The human genome consists of approximately 21,000 genes. Any mixture of mutations of these genes can cause fatal disease in humans. Characterizing genes and how they act is important to the understanding of human disease. However, identification of cell-lineage-specific genes on a genome-wide scale is difficult in most solid human tissues. [1,2] A new method developed by Professor Olga Troyanskaya of Princeton University and Professor Matthias Kretzler of the University of Michigan aims to remedy this. This method is called “in silico nano-dissection,” meaning it uses computers rather than scalpels to separate and identify genes in specific cell types. This technique is unique in that it allows for sections of whole tissue to be examined for genetic signatures associated with specific cell types.  It works by evaluating patterns of gene expression under different cell conditions, using this information to deduce what types of cells are present and what genes are expressed and activated in certain cell types. 

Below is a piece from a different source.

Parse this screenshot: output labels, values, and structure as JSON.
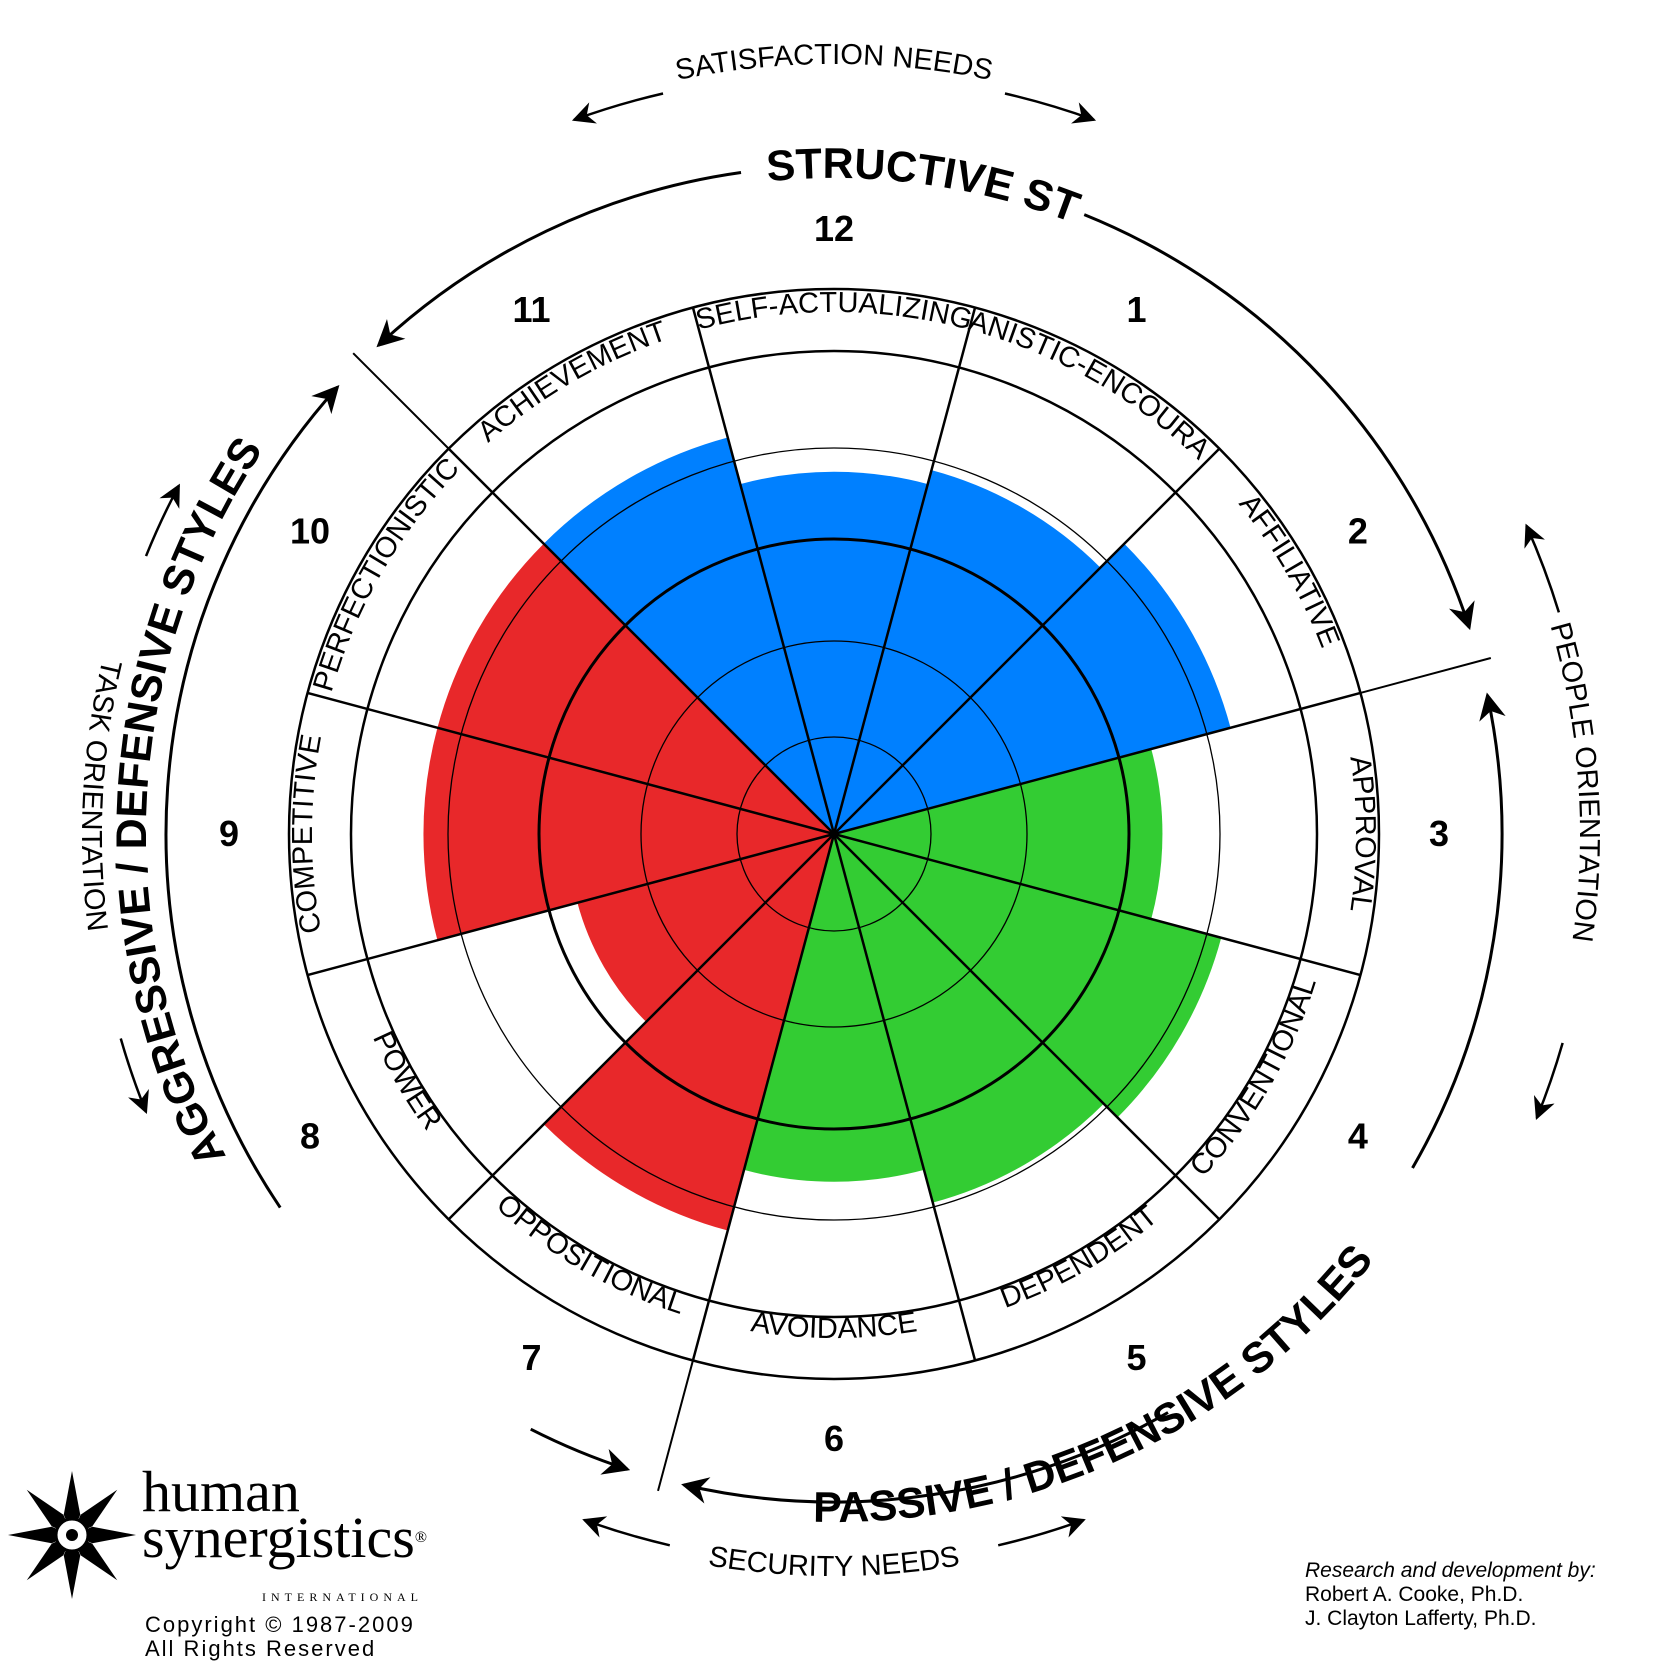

The specific experiment that was done was identifying genes in podocytes in the kidney. Podocytes are known as the “work-horses” of the kidney and are important in the formation of urine. If they malfunction, podocytes may cause kidney disease. It was shown that certain patterns of activity in specific genes can be correlated to the severity of the disease. Compared to techniques used in mice, which were only 23% accurate, the ¬¬in silico nano-dissection method was 65% accurate in determining genes actually related to disease.  This accuracy was determined using immunohistochemistry (IHC), which uses antibodies to bind to specific antigens and determine which genes are related to disease. This in silico nano-dissection technique was able to identify 136 genes expressed specifically in podocytes, two of which were shown to be related to glomerular disease in kidneys. [1,2]

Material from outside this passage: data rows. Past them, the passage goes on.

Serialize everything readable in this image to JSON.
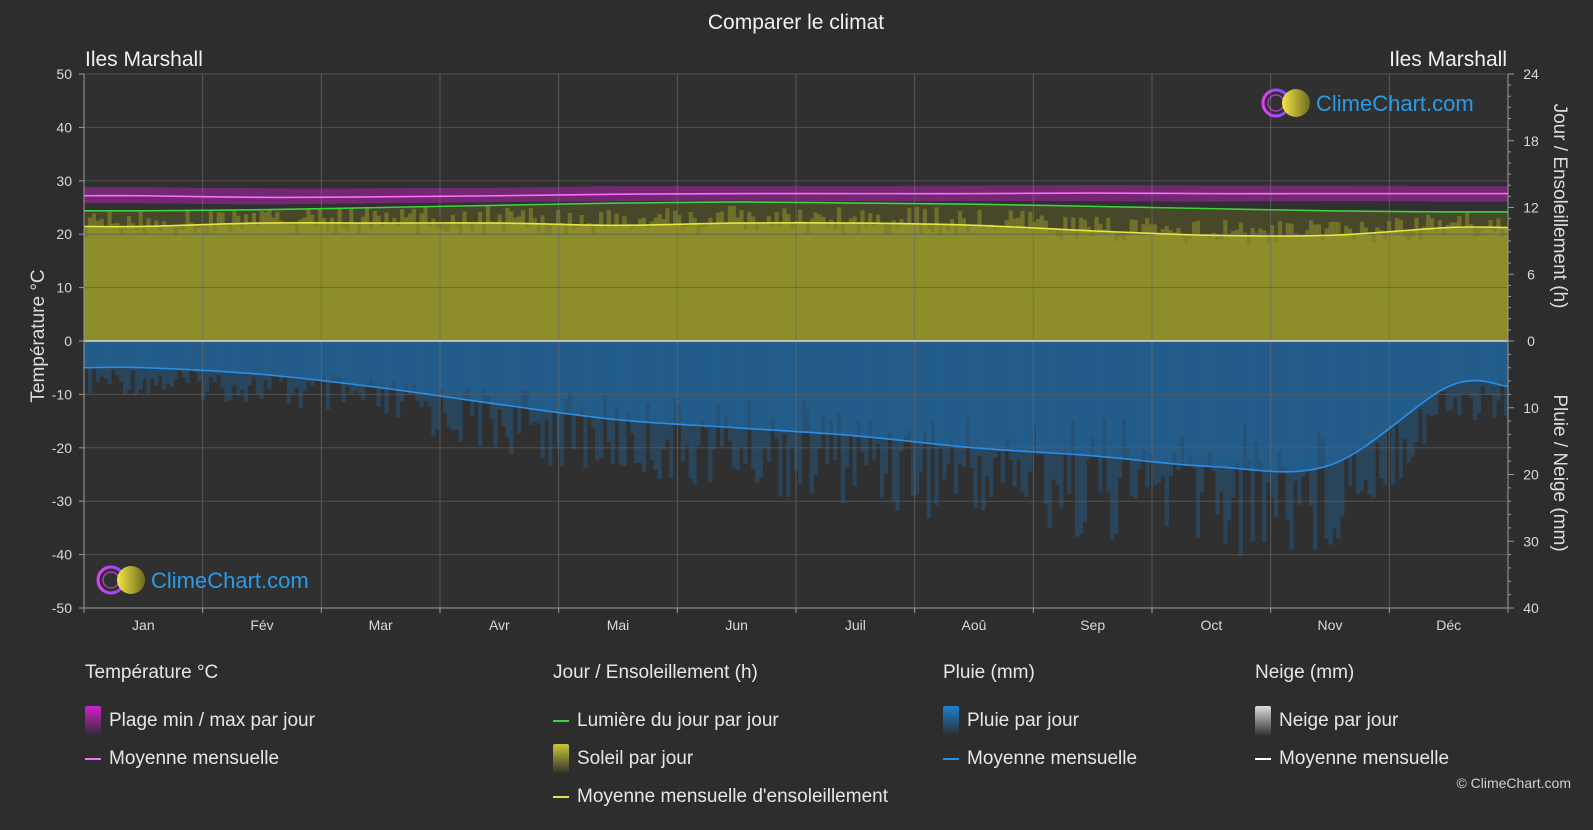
{
  "title": "Comparer le climat",
  "location_left": "Iles Marshall",
  "location_right": "Iles Marshall",
  "axis_left_label": "Température °C",
  "axis_right_top_label": "Jour / Ensoleillement (h)",
  "axis_right_bottom_label": "Pluie / Neige (mm)",
  "brand": "ClimeChart.com",
  "copyright": "© ClimeChart.com",
  "colors": {
    "background": "#2d2d2d",
    "temp_band": "#c81fc8",
    "temp_mean": "#ff6bff",
    "daylight": "#3fd13f",
    "sunshine_fill": "#9a9a2a",
    "sunshine_mean": "#e6e640",
    "rain": "#1e6fb0",
    "rain_mean": "#2a8ee8",
    "snow_mean": "#ffffff",
    "brand_text": "#2a9be8"
  },
  "legend": {
    "temperature": {
      "heading": "Température °C",
      "items": [
        {
          "label": "Plage min / max par jour",
          "swatch": "box",
          "color": "#d21fd2"
        },
        {
          "label": "Moyenne mensuelle",
          "swatch": "line",
          "color": "#ff6bff"
        }
      ]
    },
    "sun": {
      "heading": "Jour / Ensoleillement (h)",
      "items": [
        {
          "label": "Lumière du jour par jour",
          "swatch": "line",
          "color": "#3fd13f"
        },
        {
          "label": "Soleil par jour",
          "swatch": "box",
          "color": "#c8c83a"
        },
        {
          "label": "Moyenne mensuelle d'ensoleillement",
          "swatch": "line",
          "color": "#e6e640"
        }
      ]
    },
    "rain": {
      "heading": "Pluie (mm)",
      "items": [
        {
          "label": "Pluie par jour",
          "swatch": "box",
          "color": "#1e7fd0"
        },
        {
          "label": "Moyenne mensuelle",
          "swatch": "line",
          "color": "#2a8ee8"
        }
      ]
    },
    "snow": {
      "heading": "Neige (mm)",
      "items": [
        {
          "label": "Neige par jour",
          "swatch": "box",
          "color": "#dddddd"
        },
        {
          "label": "Moyenne mensuelle",
          "swatch": "line",
          "color": "#ffffff"
        }
      ]
    }
  },
  "chart_data": {
    "type": "line",
    "title": "Comparer le climat",
    "months": [
      "Jan",
      "Fév",
      "Mar",
      "Avr",
      "Mai",
      "Jun",
      "Juil",
      "Aoû",
      "Sep",
      "Oct",
      "Nov",
      "Déc"
    ],
    "temp_axis": {
      "label": "Température °C",
      "range": [
        -50,
        50
      ],
      "ticks": [
        50,
        40,
        30,
        20,
        10,
        0,
        -10,
        -20,
        -30,
        -40,
        -50
      ]
    },
    "sun_axis": {
      "label": "Jour / Ensoleillement (h)",
      "range": [
        0,
        24
      ],
      "ticks": [
        24,
        18,
        12,
        6,
        0
      ]
    },
    "precip_axis": {
      "label": "Pluie / Neige (mm)",
      "range": [
        0,
        40
      ],
      "ticks": [
        0,
        10,
        20,
        30,
        40
      ]
    },
    "grid": true,
    "series": [
      {
        "name": "Moyenne mensuelle",
        "kind": "temp_mean",
        "axis": "temp",
        "values": [
          27.2,
          26.9,
          27.0,
          27.2,
          27.5,
          27.6,
          27.6,
          27.6,
          27.7,
          27.6,
          27.6,
          27.6
        ]
      },
      {
        "name": "Plage min / max par jour",
        "kind": "temp_range",
        "axis": "temp",
        "min": [
          25.8,
          25.6,
          25.8,
          26.0,
          26.2,
          26.3,
          26.2,
          26.2,
          26.2,
          26.1,
          26.2,
          26.1
        ],
        "max": [
          28.8,
          28.6,
          28.6,
          28.7,
          29.0,
          29.0,
          29.0,
          29.1,
          29.2,
          29.1,
          29.1,
          29.0
        ]
      },
      {
        "name": "Lumière du jour par jour",
        "kind": "daylight",
        "axis": "sun",
        "values": [
          11.7,
          11.8,
          12.0,
          12.2,
          12.4,
          12.5,
          12.4,
          12.3,
          12.1,
          11.9,
          11.7,
          11.6
        ]
      },
      {
        "name": "Soleil par jour",
        "kind": "sunshine_area",
        "axis": "sun",
        "values": [
          10.3,
          10.6,
          10.6,
          10.6,
          10.4,
          10.6,
          10.6,
          10.4,
          9.9,
          9.5,
          9.5,
          10.2
        ]
      },
      {
        "name": "Moyenne mensuelle d'ensoleillement",
        "kind": "sunshine_mean",
        "axis": "sun",
        "values": [
          10.3,
          10.6,
          10.6,
          10.6,
          10.4,
          10.6,
          10.6,
          10.4,
          9.9,
          9.5,
          9.5,
          10.2
        ]
      },
      {
        "name": "Pluie par jour",
        "kind": "rain_area",
        "axis": "precip",
        "values": [
          4.0,
          5.0,
          7.0,
          9.5,
          11.8,
          13.0,
          14.2,
          16.0,
          17.2,
          18.8,
          18.6,
          6.8
        ]
      },
      {
        "name": "Moyenne mensuelle",
        "kind": "rain_mean",
        "axis": "precip",
        "values": [
          4.0,
          5.0,
          7.0,
          9.5,
          11.8,
          13.0,
          14.2,
          16.0,
          17.2,
          18.8,
          18.6,
          6.8
        ]
      }
    ]
  }
}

This technique can be used on many other types of tissues, not just kidney-related diseases, suggesting the potential for study of a wide range of diseases and cell physiologies. [1,2] This is a novel technique that opens many new doors for researchers. It could be used to identify cell-type-specific markers which could help perform tests of gene expression. Current next-generation exome sequencing technologies, the part of the genome after introns are removed, often identify multiple candidate genes for hereditary diseases. Thus, this novel method may be a crucial way to help prioritize the candidate genes determined by the exome sequencing.